Kontextfenster funktionieren nicht linear: Ein Modell arbeitet nicht über das gesamte Fenster hinweg gleich gut. In der Praxis zeigt sich, dass die Qualität in langen Sessions nachlässt — Modelle widersprechen sich, vergessen frühere Anforderungen oder produzieren inkonsistente Ergebnisse. Diesen Bereich nennt man Dumpzone.

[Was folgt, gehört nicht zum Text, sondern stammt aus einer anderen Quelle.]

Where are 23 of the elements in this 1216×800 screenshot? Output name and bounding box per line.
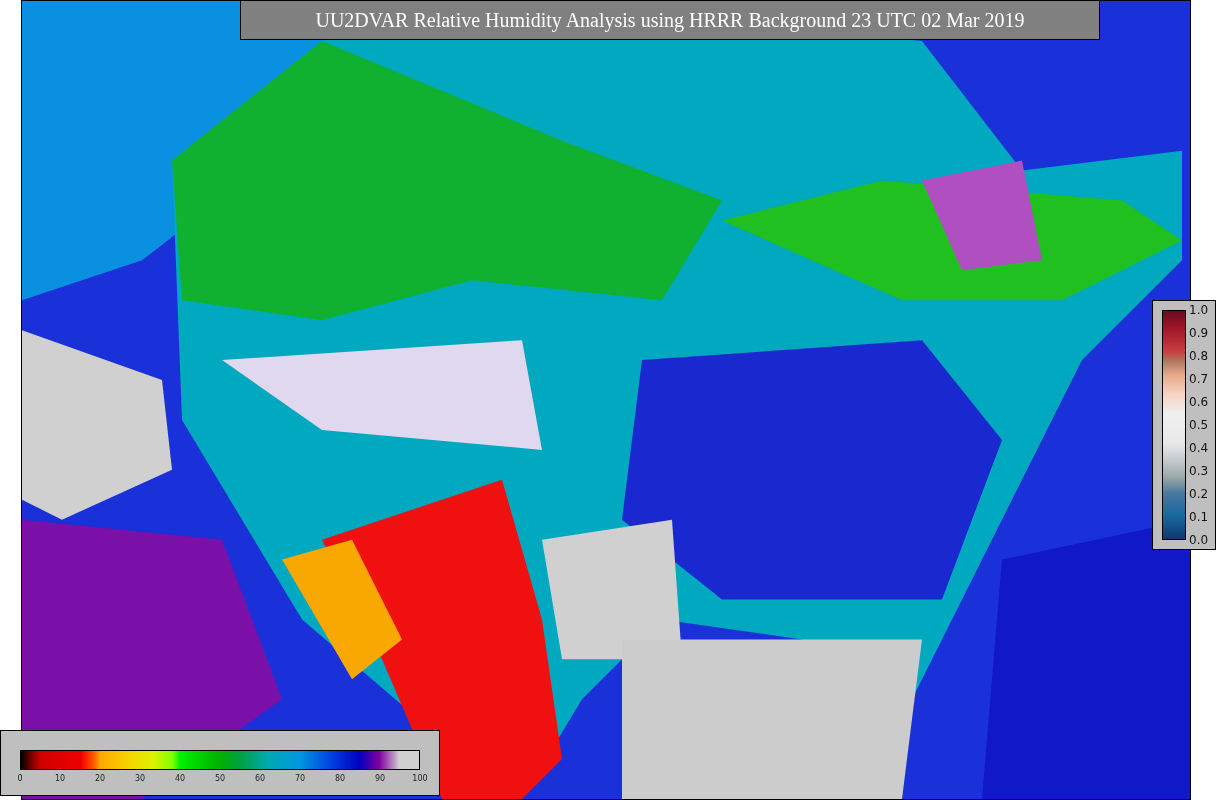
scale-label: 60	[253, 774, 267, 783]
scale-label: 0.9	[1189, 327, 1209, 339]
scale-label: 80	[333, 774, 347, 783]
scale-label: 0.5	[1189, 419, 1209, 431]
scale-label: 20	[93, 774, 107, 783]
scale-label: 0.2	[1189, 488, 1209, 500]
scale-label: 0.8	[1189, 350, 1209, 362]
scale-label: 50	[213, 774, 227, 783]
scale-label: 0.4	[1189, 442, 1209, 454]
scale-label: 0.0	[1189, 534, 1209, 546]
scale-label: 90	[373, 774, 387, 783]
scale-label: 0.3	[1189, 465, 1209, 477]
scale-label: 0.6	[1189, 396, 1209, 408]
scale-label: 40	[173, 774, 187, 783]
scale-label: 0.7	[1189, 373, 1209, 385]
scale-label: 0.1	[1189, 511, 1209, 523]
scale-label: 10	[53, 774, 67, 783]
scale-label: 70	[293, 774, 307, 783]
scale-label: 1.0	[1189, 304, 1209, 316]
scale-label: 30	[133, 774, 147, 783]
scale-label: 0	[16, 774, 24, 783]
scale-label: 100	[411, 774, 429, 783]
chart-title: UU2DVAR Relative Humidity Analysis using HRRR Background 23 UTC 02 Mar 2019	[240, 0, 1100, 40]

Das bedeutet: Ein Modell mit einer Million Tokens Kontextfenster arbeitet im Bereich bis ca. 100.000 Tokens zuverlässig, danach weniger präzise — und erst wieder gegen das Ende der möglichen Kapazität besser.

Praktische Konsequenz

Wer mit [[KI-Agenten]] arbeitet, sollte das Kontextfenster aktiv managen:

  • Kontext-Reset zwischen klar abgegrenzten Arbeitsphasen
  • Erkenntnisse und Entscheidungen als Markdown-Dokumente sichern, bevor der Kontext geleert wird
  • Den aktuellen Verbrauch beobachten (in Claude Code z.B. über /context)

Ein bewusster Umgang mit dem Kontextfenster ist keine Einschränkung — er verhindert, dass sich Fehler aus frühen Phasen durch die gesamte Session ziehen.